Langkah KPK yang tak mau membuka rekaman Miryam bisa dikatakan tepat. Jika KPK menuruti kemauan DPR untuk membuka rekaman tersebut, KPK justru akan melanggar UU no 14 tahun 2008 tentang keterbukaan informasi publik yang menyatakan bahwa informasi publik bisa dibuka kecuali informasi yang dapat menghambat proses penegakan hukum dalam bidang penyelidikan dan penyidikan.
Jelas KPK akan membuka rekaman Miryam, tapi bukan kepada DPR, bukan kepada publik. Tapi, kepada pengadilan, tempat di mana rekaman tersebut diuji keabsahannya.

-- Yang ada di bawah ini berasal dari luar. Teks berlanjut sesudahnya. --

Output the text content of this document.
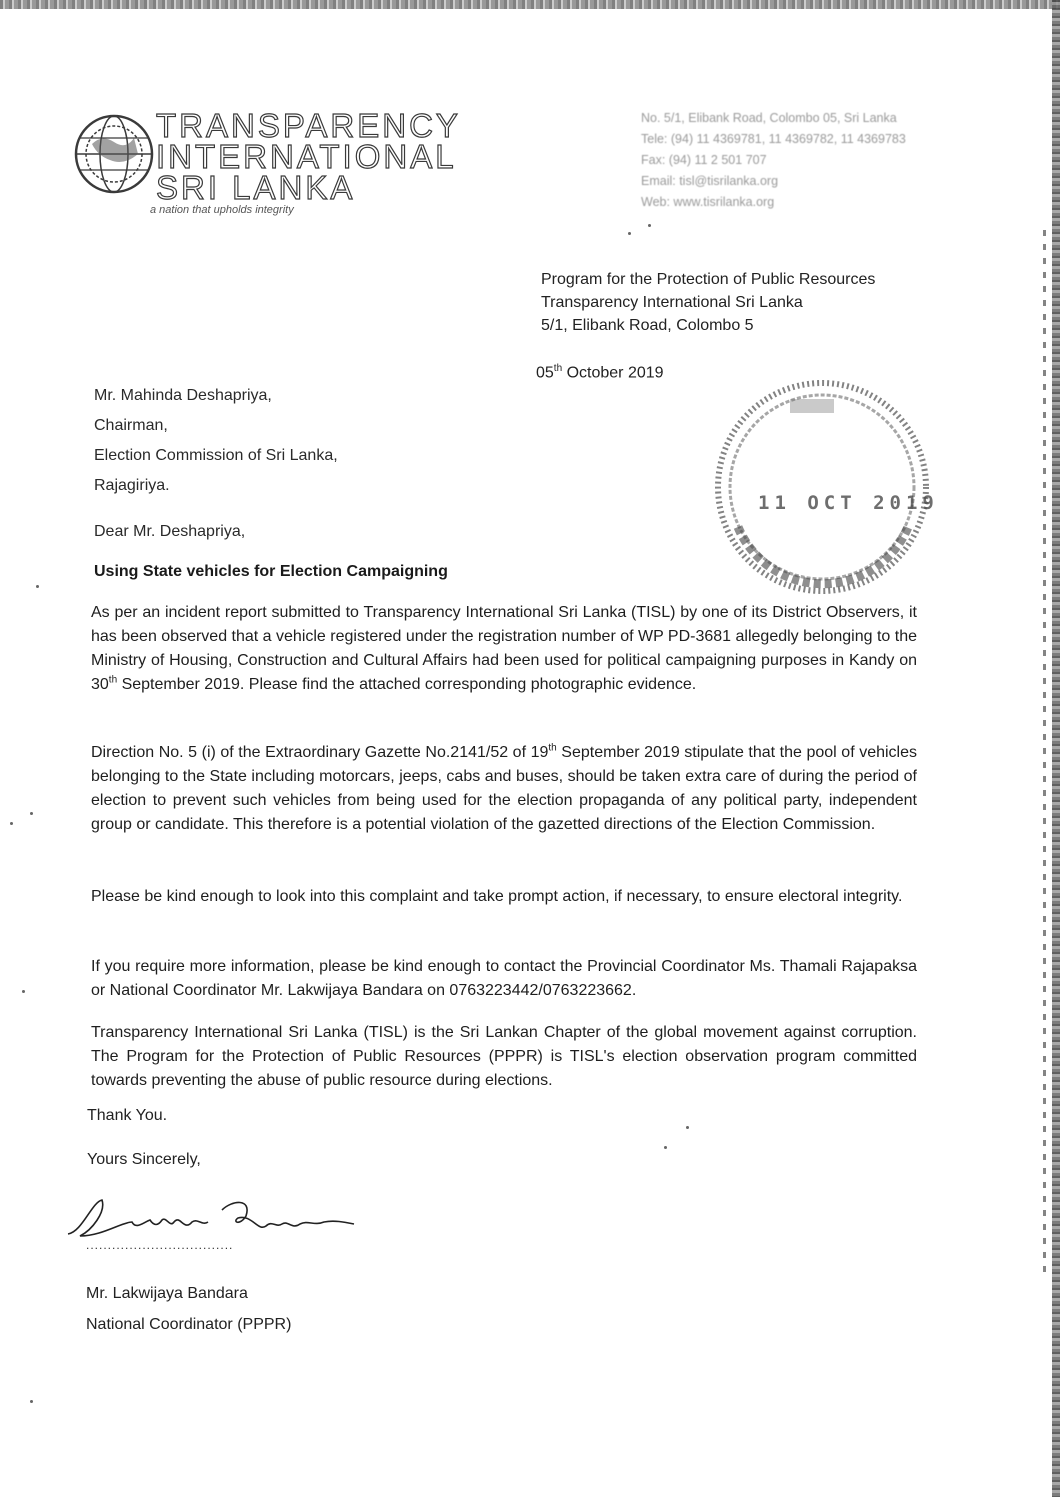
TRANSPARENCY
INTERNATIONAL
SRI LANKA
a nation that upholds integrity
No. 5/1, Elibank Road, Colombo 05, Sri Lanka
Tele: (94) 11 4369781, 11 4369782, 11 4369783
Fax: (94) 11 2 501 707
Email: tisl@tisrilanka.org
Web: www.tisrilanka.org
Program for the Protection of Public Resources
Transparency International Sri Lanka
5/1, Elibank Road, Colombo 5
05th October 2019
11 OCT 2019
Mr. Mahinda Deshapriya,
Chairman,
Election Commission of Sri Lanka,
Rajagiriya.
Dear Mr. Deshapriya,
Using State vehicles for Election Campaigning

As per an incident report submitted to Transparency International Sri Lanka (TISL) by one of its District Observers, it has been observed that a vehicle registered under the registration number of WP PD-3681 allegedly belonging to the Ministry of Housing, Construction and Cultural Affairs had been used for political campaigning purposes in Kandy on 30th September 2019. Please find the attached corresponding photographic evidence.

Direction No. 5 (i) of the Extraordinary Gazette No.2141/52 of 19th September 2019 stipulate that the pool of vehicles belonging to the State including motorcars, jeeps, cabs and buses, should be taken extra care of during the period of election to prevent such vehicles from being used for the election propaganda of any political party, independent group or candidate. This therefore is a potential violation of the gazetted directions of the Election Commission.

Please be kind enough to look into this complaint and take prompt action, if necessary, to ensure electoral integrity.

If you require more information, please be kind enough to contact the Provincial Coordinator Ms. Thamali Rajapaksa or National Coordinator Mr. Lakwijaya Bandara on 0763223442/0763223662.

Transparency International Sri Lanka (TISL) is the Sri Lankan Chapter of the global movement against corruption. The Program for the Protection of Public Resources (PPPR) is TISL's election observation program committed towards preventing the abuse of public resource during elections.

Thank You.
Yours Sincerely,
..................................
Mr. Lakwijaya Bandara
National Coordinator (PPPR)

Entahlah, apakah ini bentuk emosi atau jengkel, seolah begitu tergesa-gesa, tapi proses terbentuknya pansus angket sendiri bermasalah. Padahal, dalam UU MD3 pasal 199 ayat 3 jelas dinyatakan bahwa hak angket harus disahkan dalam paripurna dan disetujui oleh setengah anggota DPR yang hadir. Kenyataannya dalam paripurna tersebut, palu angket diketuk oleh pimpinan DPR Fahri Hamzah ketika ruang sidang masih dihujani interupsi sebagai tanda tidak setuju yang diakhiri aksi walkout beberapa fraksi.

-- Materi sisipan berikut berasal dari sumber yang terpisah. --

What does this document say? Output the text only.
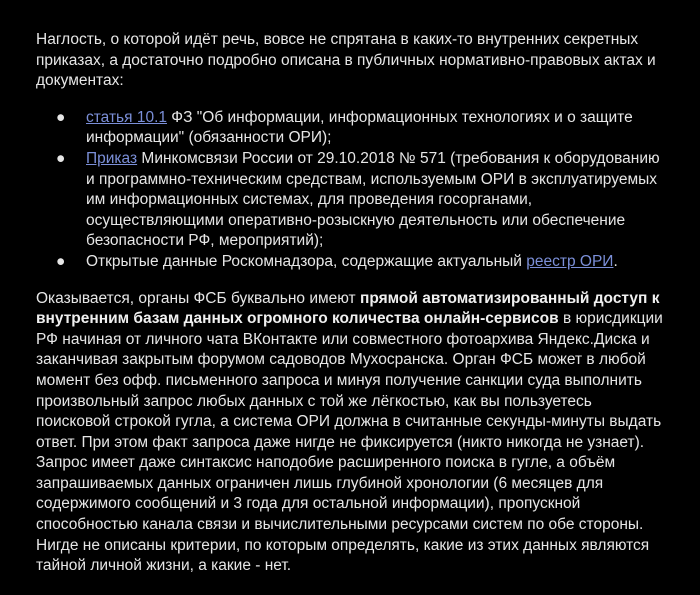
Наглость, о которой идёт речь, вовсе не спрятана в каких-то внутренних секретных приказах, а достаточно подробно описана в публичных нормативно-правовых актах и документах:

● статья 10.1 ФЗ "Об информации, информационных технологиях и о защите информации" (обязанности ОРИ);
● Приказ Минкомсвязи России от 29.10.2018 № 571 (требования к оборудованию и программно-техническим средствам, используемым ОРИ в эксплуатируемых им информационных системах, для проведения госорганами, осуществляющими оперативно-розыскную деятельность или обеспечение безопасности РФ, мероприятий);
● Открытые данные Роскомнадзора, содержащие актуальный реестр ОРИ.

Оказывается, органы ФСБ буквально имеют прямой автоматизированный доступ к внутренним базам данных огромного количества онлайн-сервисов в юрисдикции РФ начиная от личного чата ВКонтакте или совместного фотоархива Яндекс.Диска и заканчивая закрытым форумом садоводов Мухосранска. Орган ФСБ может в любой момент без офф. письменного запроса и минуя получение санкции суда выполнить произвольный запрос любых данных с той же лёгкостью, как вы пользуетесь поисковой строкой гугла, а система ОРИ должна в считанные секунды-минуты выдать ответ. При этом факт запроса даже нигде не фиксируется (никто никогда не узнает). Запрос имеет даже синтаксис наподобие расширенного поиска в гугле, а объём запрашиваемых данных ограничен лишь глубиной хронологии (6 месяцев для содержимого сообщений и 3 года для остальной информации), пропускной способностью канала связи и вычислительными ресурсами систем по обе стороны. Нигде не описаны критерии, по которым определять, какие из этих данных являются тайной личной жизни, а какие - нет.
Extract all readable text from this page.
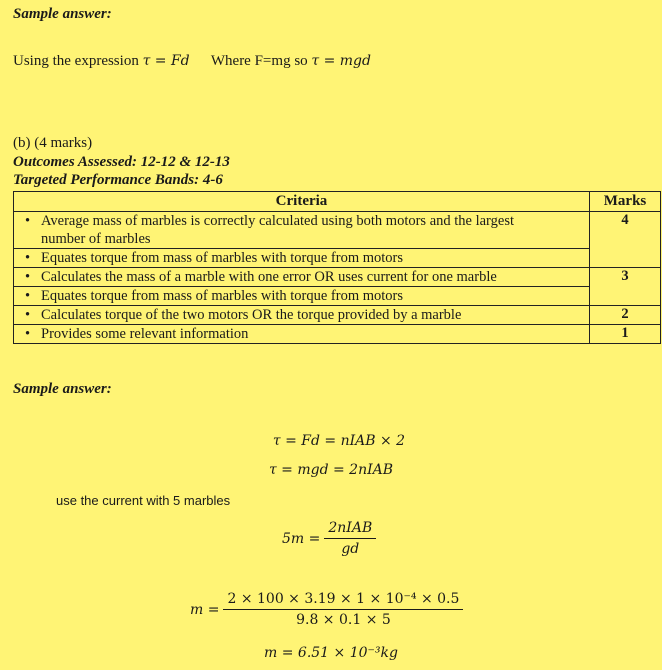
Sample answer:
Using the expression τ = Fd Where F=mg so τ = mgd
(b) (4 marks)
Outcomes Assessed: 12-12 & 12-13
Targeted Performance Bands: 4-6
Criteria	Marks

• Average mass of marbles is correctly calculated using both motors and the largest
number of marbles
• Equates torque from mass of marbles with torque from motors	4

• Calculates the mass of a marble with one error OR uses current for one marble
• Equates torque from mass of marbles with torque from motors	3

• Calculates torque of the two motors OR the torque provided by a marble	2

• Provides some relevant information	1
Sample answer:
τ = Fd = nIAB × 2
τ = mgd = 2nIAB
use the current with 5 marbles
$5m = \frac{\text{2nIAB}}{gd}$
$m = \frac{\text{2 × 100 × 3.19 × 1 × 10⁻⁴ × 0.5}}{9.8 \times 0.1 \times 5}$
m = 6.51 × 10⁻³kg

UU MD3 pasal 201 ayat 2 juga memerintahkan pansus angket harus terdiri atas semua unsur fraksi. “Dalam hal DPR menerima usul hak angket sebagaimana dimaksud pada ayat (1), DPR membentuk panitia khusus yang dinamakan panitia angket yang keanggotaannya terdiri atas semua unsur fraksi DPR,” begitulah bunyi undang-undang tersebut.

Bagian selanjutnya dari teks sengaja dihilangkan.